Home    Politica    Cronaca    Salute    Un caffè con...    Sport    Nera    Economia    Cultura    Tempo libero    Gusto    Turismo    Contatti
 
 
 

Inserita in Cronaca il 19/11/2020 da Rossana Battaglia

40 anni dal terremoto in Irpinia

40
Irpinia 1980 – 2020: rischio sismico e resilienza in un Paese fragile

Fiore: (Presidente Società Italiana Geologia Ambientale): “A 40 anni dal terremoto dell’Irpinia, in Italia, gran parte del costruito realizzato in assenza di norme antisismiche. In 160 anni ben 36 eventi disastrosi e più di 150.000 morti”.

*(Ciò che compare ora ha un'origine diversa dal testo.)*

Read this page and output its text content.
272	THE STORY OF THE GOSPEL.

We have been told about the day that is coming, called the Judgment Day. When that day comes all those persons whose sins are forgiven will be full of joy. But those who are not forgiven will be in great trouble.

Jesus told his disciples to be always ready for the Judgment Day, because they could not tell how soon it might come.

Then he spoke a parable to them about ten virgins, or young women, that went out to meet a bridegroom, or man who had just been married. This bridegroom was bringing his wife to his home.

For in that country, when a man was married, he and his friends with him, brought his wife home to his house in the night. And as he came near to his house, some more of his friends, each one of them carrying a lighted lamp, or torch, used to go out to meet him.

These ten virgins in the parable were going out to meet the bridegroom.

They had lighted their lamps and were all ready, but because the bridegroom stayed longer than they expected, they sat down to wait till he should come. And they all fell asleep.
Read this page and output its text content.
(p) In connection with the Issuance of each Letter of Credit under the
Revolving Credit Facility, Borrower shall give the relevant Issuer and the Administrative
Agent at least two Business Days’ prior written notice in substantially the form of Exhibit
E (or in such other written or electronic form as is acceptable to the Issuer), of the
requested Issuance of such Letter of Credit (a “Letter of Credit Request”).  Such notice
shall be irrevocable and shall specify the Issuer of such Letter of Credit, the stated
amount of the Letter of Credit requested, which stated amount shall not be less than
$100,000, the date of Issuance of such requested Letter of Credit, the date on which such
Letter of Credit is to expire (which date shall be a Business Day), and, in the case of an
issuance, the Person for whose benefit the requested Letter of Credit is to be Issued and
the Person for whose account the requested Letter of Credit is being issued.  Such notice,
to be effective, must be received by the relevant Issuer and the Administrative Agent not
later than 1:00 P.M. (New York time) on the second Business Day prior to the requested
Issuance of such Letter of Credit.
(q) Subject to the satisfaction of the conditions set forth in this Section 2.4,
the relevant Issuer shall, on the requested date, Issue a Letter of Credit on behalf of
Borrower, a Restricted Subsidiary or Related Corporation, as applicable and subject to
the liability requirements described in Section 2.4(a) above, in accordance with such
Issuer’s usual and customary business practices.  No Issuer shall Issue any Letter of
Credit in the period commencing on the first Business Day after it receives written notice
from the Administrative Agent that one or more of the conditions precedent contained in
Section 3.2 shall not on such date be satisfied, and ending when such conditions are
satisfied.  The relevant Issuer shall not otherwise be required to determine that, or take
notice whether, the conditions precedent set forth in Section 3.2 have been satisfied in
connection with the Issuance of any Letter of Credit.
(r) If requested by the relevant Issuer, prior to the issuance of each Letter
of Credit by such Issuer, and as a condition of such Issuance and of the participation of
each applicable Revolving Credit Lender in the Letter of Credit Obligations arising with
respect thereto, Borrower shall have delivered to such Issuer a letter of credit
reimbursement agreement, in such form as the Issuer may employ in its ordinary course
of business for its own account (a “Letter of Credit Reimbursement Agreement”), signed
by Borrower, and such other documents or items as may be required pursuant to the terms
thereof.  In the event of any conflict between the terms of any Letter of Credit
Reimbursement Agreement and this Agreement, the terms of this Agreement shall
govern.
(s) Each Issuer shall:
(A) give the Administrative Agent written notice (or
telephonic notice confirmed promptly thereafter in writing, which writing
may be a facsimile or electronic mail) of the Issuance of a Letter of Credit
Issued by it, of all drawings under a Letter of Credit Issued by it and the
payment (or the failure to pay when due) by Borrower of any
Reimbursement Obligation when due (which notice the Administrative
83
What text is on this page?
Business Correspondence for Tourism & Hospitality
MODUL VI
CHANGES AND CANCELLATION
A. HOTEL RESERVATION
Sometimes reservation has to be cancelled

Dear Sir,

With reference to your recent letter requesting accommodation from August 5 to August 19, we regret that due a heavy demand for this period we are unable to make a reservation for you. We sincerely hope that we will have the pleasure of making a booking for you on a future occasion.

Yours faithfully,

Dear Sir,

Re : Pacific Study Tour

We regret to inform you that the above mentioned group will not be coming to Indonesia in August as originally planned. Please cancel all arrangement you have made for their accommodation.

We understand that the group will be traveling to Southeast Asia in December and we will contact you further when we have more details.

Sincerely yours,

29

Domani – Venerdì 20 Novembreore 15 e 30 - la conferenza commemorativa organizzata da SIGEA – Ordine dei Geologi della Basilicata, Ordine dei Geologi della Puglia e Remtech. Diretta sulla piattaforma RemTech https://remtech.meeters.space/

A 40 anni dal terremoto dell’Irpinia, in Italia, gran parte del costruito risulta ancora realizzato in assenza di norme antisismiche".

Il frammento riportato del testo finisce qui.